Job Description
Join our dynamic team as a Data Scientist II and work at the forefront of data-driven innovation. You'll dive deep into exploratory data analysis, modeling, and MLOps to craft impactful solutions across multidisciplinary teams.
Duties and Responsibilities:
Collaborate and work across functional and multidisciplinary teams in a dynamic environment to develop an understanding of evolving/agile business needs
The Data Scientist role has work across the following four areas:
Exploratory data analysis:
Conduct in-depth exploratory data analysis (EDA) to uncover hidden patterns, anomalies, and trends.
Utilize statistical techniques and data visualization tools to communicate insights effectively to both technical and non-technical stakeholders.
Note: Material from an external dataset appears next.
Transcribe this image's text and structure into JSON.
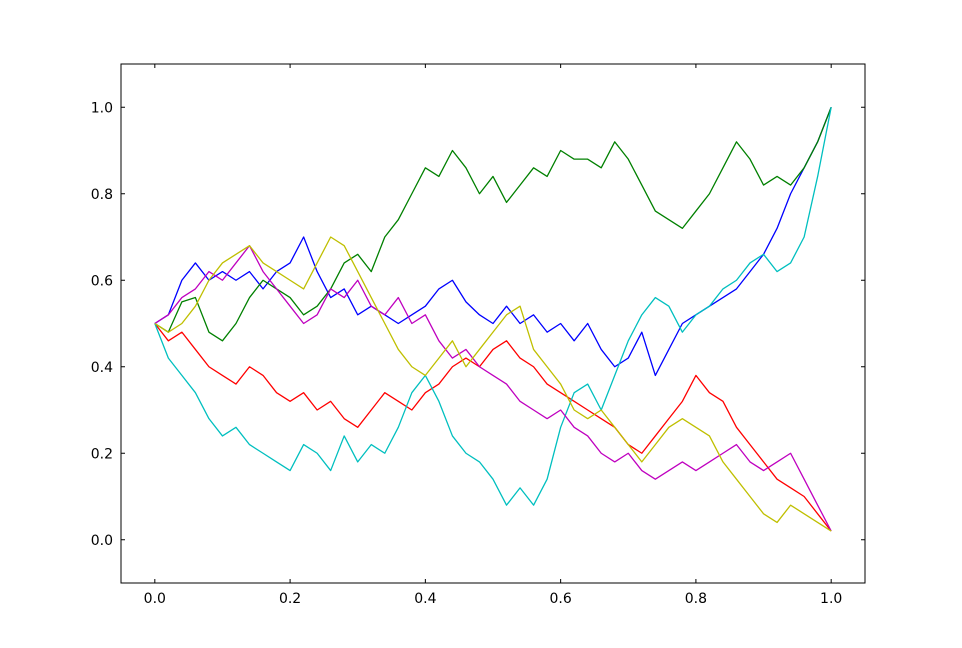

Perform hypothesis testing and A/B testing to validate assumptions and measure the impact of data-driven decisions.
Feature engineering and enrichment:
Create and refine relevant features from raw data to enhance model performance.
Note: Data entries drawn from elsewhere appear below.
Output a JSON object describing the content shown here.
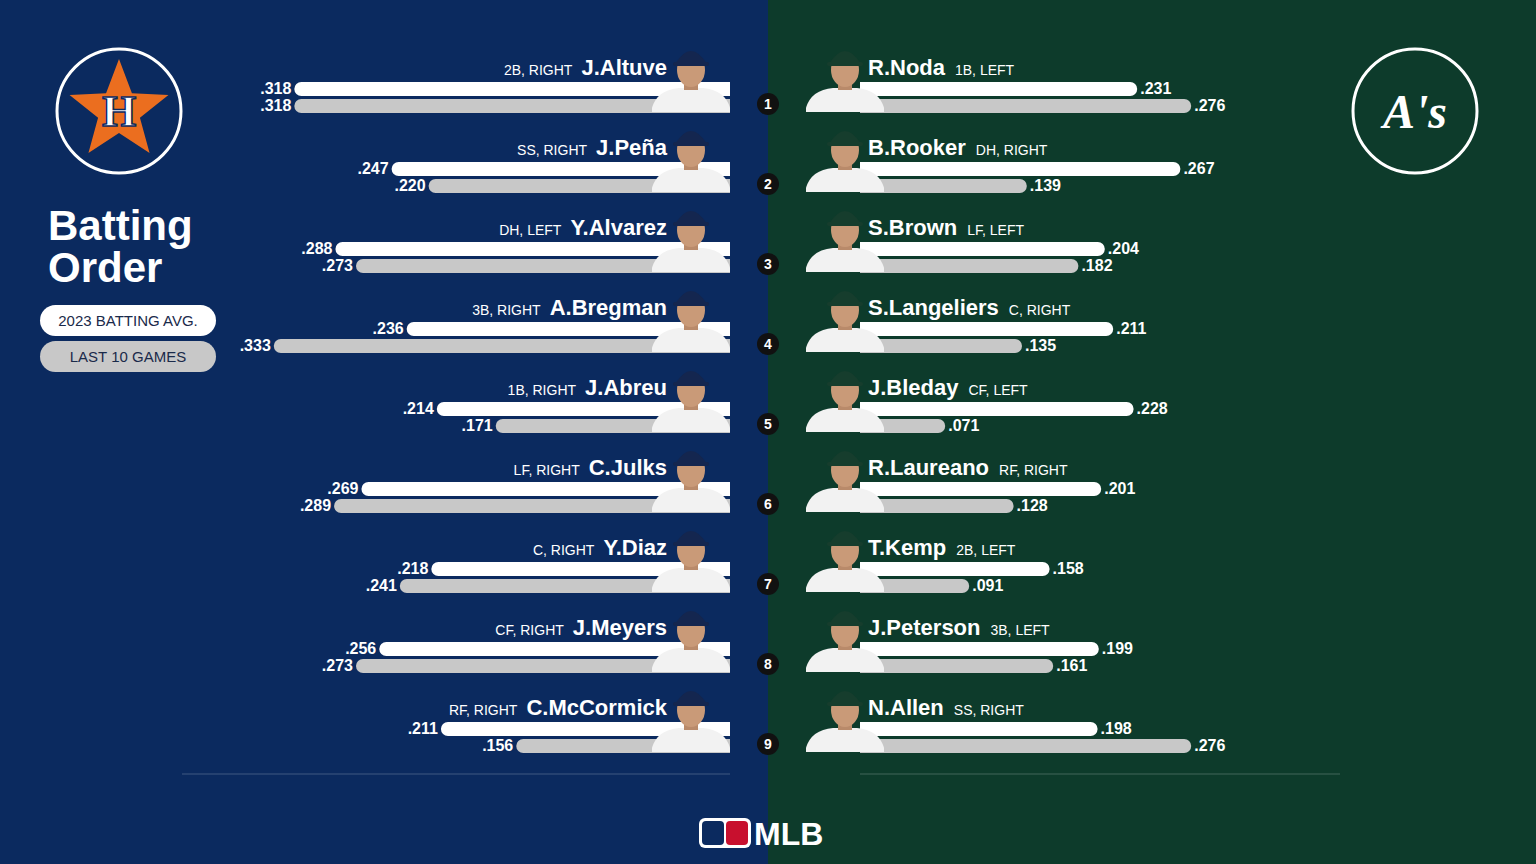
{
  "page": {
    "title": "Batting Order",
    "brand": "MLB"
  },
  "batting_order": [
    1,
    2,
    3,
    4,
    5,
    6,
    7,
    8,
    9
  ],
  "chart_data": [
    {
      "type": "bar",
      "orientation": "horizontal",
      "logo": "H",
      "legend": "left",
      "data_labels": true,
      "tick_labels": false,
      "categories": [
        "J.Altuve",
        "J.Peña",
        "Y.Alvarez",
        "A.Bregman",
        "J.Abreu",
        "C.Julks",
        "Y.Diaz",
        "J.Meyers",
        "C.McCormick"
      ],
      "positions": [
        "2B, RIGHT",
        "SS, RIGHT",
        "DH, LEFT",
        "3B, RIGHT",
        "1B, RIGHT",
        "LF, RIGHT",
        "C, RIGHT",
        "CF, RIGHT",
        "RF, RIGHT"
      ],
      "xlim": [
        0,
        0.4
      ],
      "series": [
        {
          "name": "2023 BATTING AVG.",
          "color": "#ffffff",
          "values": [
            0.318,
            0.247,
            0.288,
            0.236,
            0.214,
            0.269,
            0.218,
            0.256,
            0.211
          ],
          "value_labels": [
            ".318",
            ".247",
            ".288",
            ".236",
            ".214",
            ".269",
            ".218",
            ".256",
            ".211"
          ]
        },
        {
          "name": "LAST 10 GAMES",
          "color": "#c8c8c8",
          "values": [
            0.318,
            0.22,
            0.273,
            0.333,
            0.171,
            0.289,
            0.241,
            0.273,
            0.156
          ],
          "value_labels": [
            ".318",
            ".220",
            ".273",
            ".333",
            ".171",
            ".289",
            ".241",
            ".273",
            ".156"
          ]
        }
      ]
    },
    {
      "type": "bar",
      "orientation": "horizontal",
      "logo": "A's",
      "data_labels": true,
      "tick_labels": false,
      "categories": [
        "R.Noda",
        "B.Rooker",
        "S.Brown",
        "S.Langeliers",
        "J.Bleday",
        "R.Laureano",
        "T.Kemp",
        "J.Peterson",
        "N.Allen"
      ],
      "positions": [
        "1B, LEFT",
        "DH, RIGHT",
        "LF, LEFT",
        "C, RIGHT",
        "CF, LEFT",
        "RF, RIGHT",
        "2B, LEFT",
        "3B, LEFT",
        "SS, RIGHT"
      ],
      "xlim": [
        0,
        0.4
      ],
      "series": [
        {
          "color": "#ffffff",
          "values": [
            0.231,
            0.267,
            0.204,
            0.211,
            0.228,
            0.201,
            0.158,
            0.199,
            0.198
          ],
          "value_labels": [
            ".231",
            ".267",
            ".204",
            ".211",
            ".228",
            ".201",
            ".158",
            ".199",
            ".198"
          ]
        },
        {
          "color": "#c8c8c8",
          "values": [
            0.276,
            0.139,
            0.182,
            0.135,
            0.071,
            0.128,
            0.091,
            0.161,
            0.276
          ],
          "value_labels": [
            ".276",
            ".139",
            ".182",
            ".135",
            ".071",
            ".128",
            ".091",
            ".161",
            ".276"
          ]
        }
      ]
    }
  ]
}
Leverage large language models (LLMs) to generate novel features and augment existing datasets.
Modeling:
Design, develop, and deploy advanced machine learning models (e.g., regression, classification, clustering) to address complex business problems.
Continuously improve model performance by fine-tuning hyperparameters, exploring new algorithms, and incorporating feature engineering techniques.
Collaborate with domain experts to understand business objectives and translate them into actionable data science solutions.
Data Operations and MLOps:
Develop and maintain efficient data pipelines to extract, transform, and load (ETL) data from various sources.
Deploy and manage machine learning models in production environments using MLOps practices.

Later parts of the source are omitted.